At the same time, Norbert Wiener (1894-1964) created his seminal work on new science- cybernetics.

Cybernetics (from the Greek - "the art of management") - the science of the general laws of the processes of management and transmission of information in various systems, be it machines, living organisms or society.

The term "artificial intelligence"

The term "artificial intelligence" (artificial intelligence) was proposed in 1956 on

seminar of the same name in

Stanford University USA.

Soon after the recognition of artificial intelligence as an independent branch of science, there was a division into two main areas: neurocybernetics and black box cybernetics.

The main idea of ​​neurocybernetics

The only thing capable of thinking is the human brain.

Therefore, any "thinking device" must somehow reproduce its structure.

Neurocybernetics is focused on hardware modeling of structures similar to the structure of the brain.
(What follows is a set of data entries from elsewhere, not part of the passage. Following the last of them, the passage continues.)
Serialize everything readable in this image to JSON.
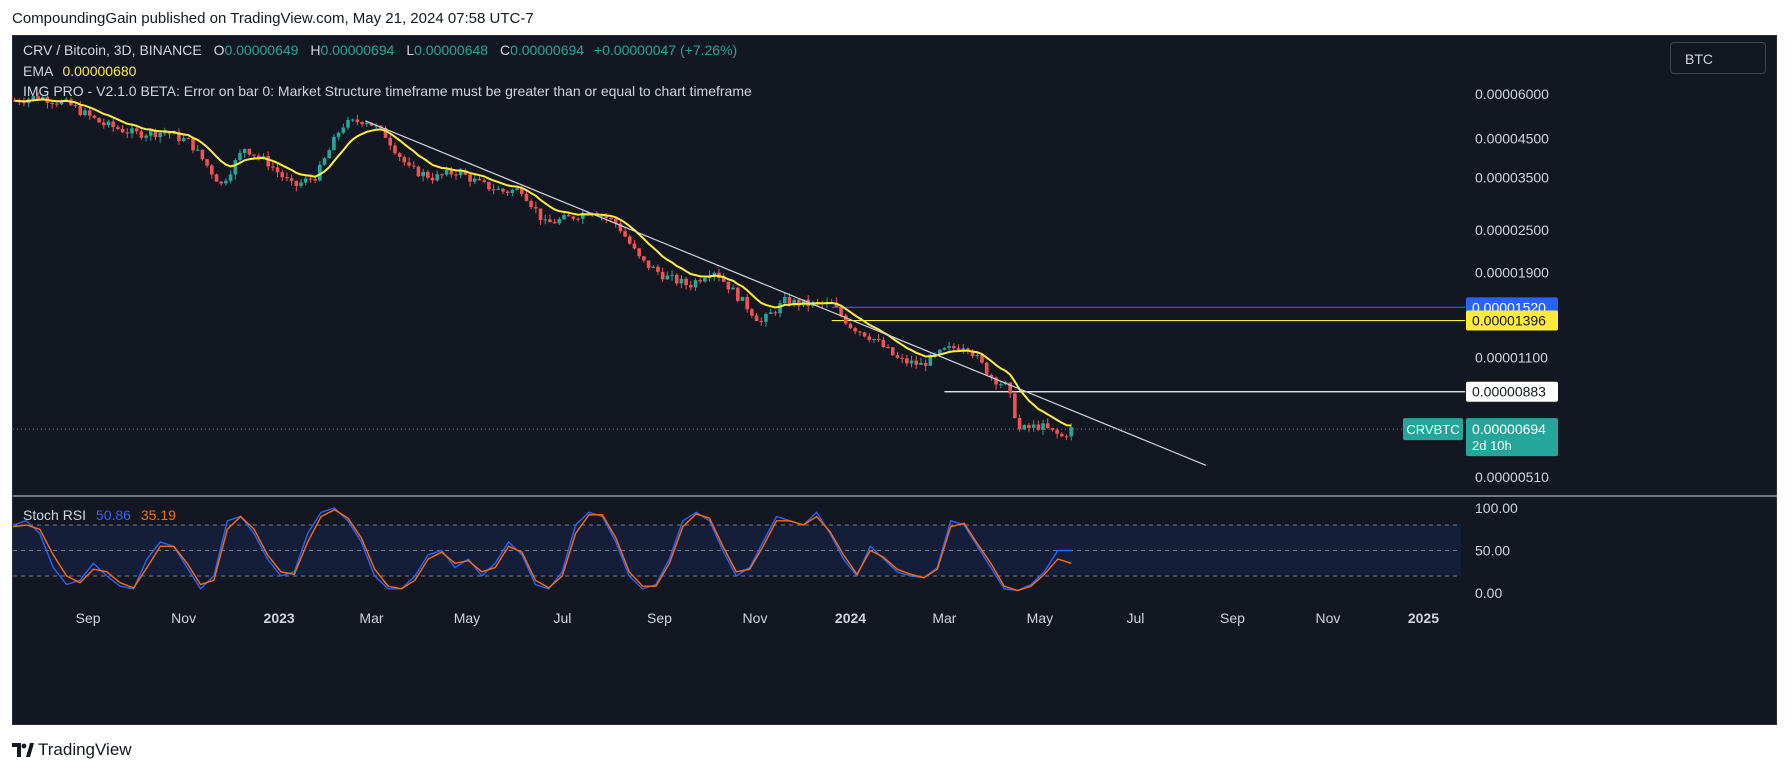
{
  "header": {
    "published": "CompoundingGain published on TradingView.com, May 21, 2024 07:58 UTC-7"
  },
  "legend": {
    "symbol": "CRV / Bitcoin, 3D, BINANCE",
    "o_label": "O",
    "o_value": "0.00000649",
    "h_label": "H",
    "h_value": "0.00000694",
    "l_label": "L",
    "l_value": "0.00000648",
    "c_label": "C",
    "c_value": "0.00000694",
    "change": "+0.00000047 (+7.26%)",
    "ema_label": "EMA",
    "ema_value": "0.00000680",
    "img_pro": "IMG PRO - V2.1.0 BETA: Error on bar 0: Market Structure timeframe must be greater than or equal to chart timeframe"
  },
  "currency_button": "BTC",
  "stoch": {
    "label": "Stoch RSI",
    "k": "50.86",
    "d": "35.19"
  },
  "footer": {
    "brand": "TradingView"
  },
  "colors": {
    "up": "#26a69a",
    "down": "#ef5350",
    "ema": "#ffeb3b",
    "stoch_k": "#2962ff",
    "stoch_d": "#ff6d00",
    "blue_level": "#2962ff",
    "yellow_level": "#ffeb3b",
    "white_level": "#ffffff"
  },
  "chart_data": [
    {
      "type": "candlestick",
      "scale": "log",
      "ylim": [
        4.5e-06,
        7.5e-06
      ],
      "y_ticks": [
        "0.00006000",
        "0.00004500",
        "0.00003500",
        "0.00002500",
        "0.00001900",
        "0.00001100",
        "0.00000510"
      ],
      "y_tick_values": [
        6e-05,
        4.5e-05,
        3.5e-05,
        2.5e-05,
        1.9e-05,
        1.1e-05,
        5.1e-06
      ],
      "x_ticks": [
        "Sep",
        "Nov",
        "2023",
        "Mar",
        "May",
        "Jul",
        "Sep",
        "Nov",
        "2024",
        "Mar",
        "May",
        "Jul",
        "Sep",
        "Nov",
        "2025"
      ],
      "x_tick_dates": [
        "2022-09-01",
        "2022-11-01",
        "2023-01-01",
        "2023-03-01",
        "2023-05-01",
        "2023-07-01",
        "2023-09-01",
        "2023-11-01",
        "2024-01-01",
        "2024-03-01",
        "2024-05-01",
        "2024-07-01",
        "2024-09-01",
        "2024-11-01",
        "2025-01-01"
      ],
      "x_range": [
        "2022-07-15",
        "2025-01-25"
      ],
      "price_path": [
        [
          "2022-07-16",
          5.75e-05
        ],
        [
          "2022-08-01",
          5.9e-05
        ],
        [
          "2022-08-20",
          5.6e-05
        ],
        [
          "2022-09-10",
          4.95e-05
        ],
        [
          "2022-10-01",
          4.65e-05
        ],
        [
          "2022-10-20",
          4.7e-05
        ],
        [
          "2022-11-05",
          4.4e-05
        ],
        [
          "2022-11-25",
          3.35e-05
        ],
        [
          "2022-12-10",
          4.25e-05
        ],
        [
          "2022-12-25",
          3.85e-05
        ],
        [
          "2023-01-10",
          3.3e-05
        ],
        [
          "2023-01-25",
          3.55e-05
        ],
        [
          "2023-02-10",
          4.9e-05
        ],
        [
          "2023-02-25",
          5.1e-05
        ],
        [
          "2023-03-10",
          4.6e-05
        ],
        [
          "2023-03-25",
          3.7e-05
        ],
        [
          "2023-04-10",
          3.5e-05
        ],
        [
          "2023-04-25",
          3.65e-05
        ],
        [
          "2023-05-10",
          3.35e-05
        ],
        [
          "2023-05-25",
          3.2e-05
        ],
        [
          "2023-06-05",
          3.25e-05
        ],
        [
          "2023-06-20",
          2.6e-05
        ],
        [
          "2023-07-05",
          2.7e-05
        ],
        [
          "2023-07-20",
          2.85e-05
        ],
        [
          "2023-08-05",
          2.6e-05
        ],
        [
          "2023-08-20",
          2.05e-05
        ],
        [
          "2023-09-05",
          1.85e-05
        ],
        [
          "2023-09-20",
          1.75e-05
        ],
        [
          "2023-10-05",
          1.95e-05
        ],
        [
          "2023-10-20",
          1.65e-05
        ],
        [
          "2023-11-05",
          1.38e-05
        ],
        [
          "2023-11-20",
          1.58e-05
        ],
        [
          "2023-12-05",
          1.55e-05
        ],
        [
          "2023-12-20",
          1.55e-05
        ],
        [
          "2024-01-01",
          1.35e-05
        ],
        [
          "2024-01-15",
          1.25e-05
        ],
        [
          "2024-02-01",
          1.08e-05
        ],
        [
          "2024-02-15",
          1.05e-05
        ],
        [
          "2024-03-01",
          1.15e-05
        ],
        [
          "2024-03-15",
          1.2e-05
        ],
        [
          "2024-03-30",
          9.8e-06
        ],
        [
          "2024-04-10",
          9.1e-06
        ],
        [
          "2024-04-18",
          6.9e-06
        ],
        [
          "2024-05-01",
          7.1e-06
        ],
        [
          "2024-05-15",
          6.6e-06
        ],
        [
          "2024-05-21",
          6.94e-06
        ]
      ],
      "trendline": [
        [
          "2023-02-25",
          5.05e-05
        ],
        [
          "2024-08-15",
          5.5e-06
        ]
      ],
      "levels": [
        {
          "label": "0.00001520",
          "value": 1.52e-05,
          "from": "2023-12-20",
          "style": "blue"
        },
        {
          "label": "0.00001396",
          "value": 1.396e-05,
          "from": "2023-12-20",
          "style": "yellow"
        },
        {
          "label": "0.00000883",
          "value": 8.83e-06,
          "from": "2024-03-01",
          "style": "white"
        }
      ],
      "last_price": {
        "symbol": "CRVBTC",
        "value": "0.00000694",
        "countdown": "2d 10h"
      }
    },
    {
      "type": "line",
      "title": "Stoch RSI",
      "ylim": [
        -15,
        115
      ],
      "y_ticks": [
        "100.00",
        "50.00",
        "0.00"
      ],
      "y_tick_values": [
        100,
        50,
        0
      ],
      "band": [
        20,
        80
      ],
      "series": [
        {
          "name": "K",
          "values": [
            80,
            85,
            70,
            30,
            10,
            15,
            35,
            20,
            8,
            5,
            40,
            60,
            55,
            30,
            5,
            20,
            85,
            90,
            70,
            40,
            20,
            25,
            70,
            95,
            100,
            85,
            60,
            20,
            5,
            5,
            20,
            45,
            50,
            30,
            40,
            20,
            35,
            60,
            45,
            10,
            5,
            25,
            80,
            95,
            90,
            60,
            20,
            5,
            10,
            40,
            85,
            95,
            85,
            50,
            20,
            30,
            60,
            90,
            85,
            80,
            95,
            70,
            40,
            20,
            55,
            40,
            25,
            20,
            18,
            30,
            85,
            80,
            55,
            30,
            5,
            3,
            10,
            25,
            50,
            50
          ]
        },
        {
          "name": "D",
          "values": [
            78,
            80,
            75,
            45,
            20,
            12,
            28,
            25,
            12,
            6,
            30,
            55,
            55,
            35,
            10,
            15,
            75,
            90,
            75,
            45,
            25,
            22,
            60,
            90,
            98,
            88,
            65,
            28,
            8,
            5,
            15,
            40,
            48,
            35,
            38,
            25,
            30,
            55,
            48,
            15,
            6,
            20,
            70,
            92,
            92,
            65,
            25,
            8,
            8,
            35,
            78,
            93,
            88,
            55,
            25,
            28,
            55,
            85,
            85,
            80,
            90,
            72,
            45,
            22,
            50,
            42,
            28,
            22,
            18,
            28,
            78,
            82,
            58,
            35,
            8,
            3,
            8,
            22,
            40,
            35
          ]
        }
      ]
    }
  ]
}
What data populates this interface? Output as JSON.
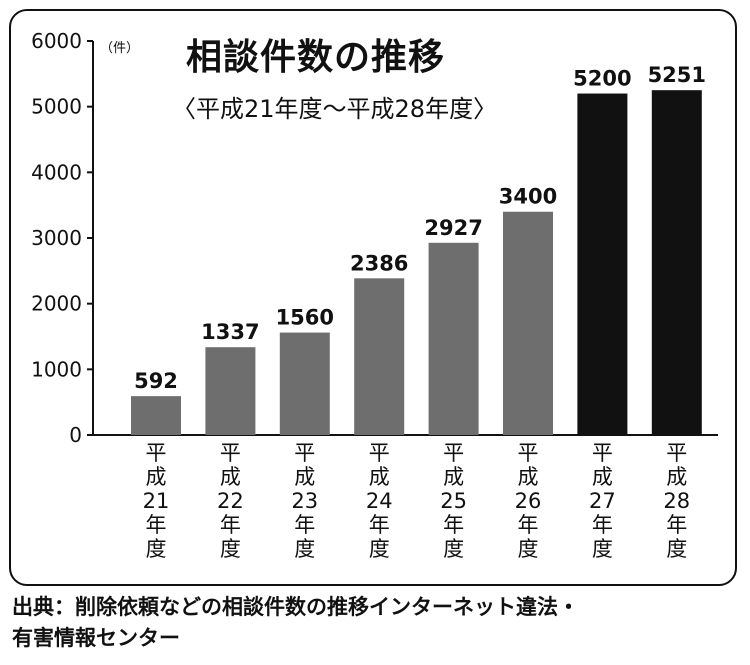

Elements similar to neurons and their combinations into functioning systems were created (neurons are brain cells interacting with each other). These systems are called neural networks.

Neural networks

The first neural networks were created in the late 50s. American scientists G. Rosenblatt and P. McCulloch. These were attempts to create systems that simulate the human eye and its interaction with the brain. The device is a perceptron.

In the 70-80s. the number of works in this direction began to decrease.

Neurocybernetics in Japan

In the mid 80s. in Japan, as part of the development of the 5th generation knowledge-based computer, the 6th generation computer, or neurocomputer, was created.

At this time, restrictions on memory and speed were practically removed.

Transputers appeared - parallel computers that interact with an unlimited number of microprocessors.

From transputers to neurocomputers - one step.

Three Modern Approaches to Building Neural Networks

Hardware - the creation of special computers, expansion cards, chipsets that implement all algorithms.

Software - the creation of programs and tools designed for high-performance computers. Neural networks are created in the computer's memory, all the work is done by its own processors.

Hybrid is a combination of the first two.

Black box cybernetics

The main idea is that it does not matter how the “thinking device” is arranged. The main thing is that it reacts to given input signals in the same way as the human brain.

This trend was focused on search for algorithms solving intellectual problems on existing models computers.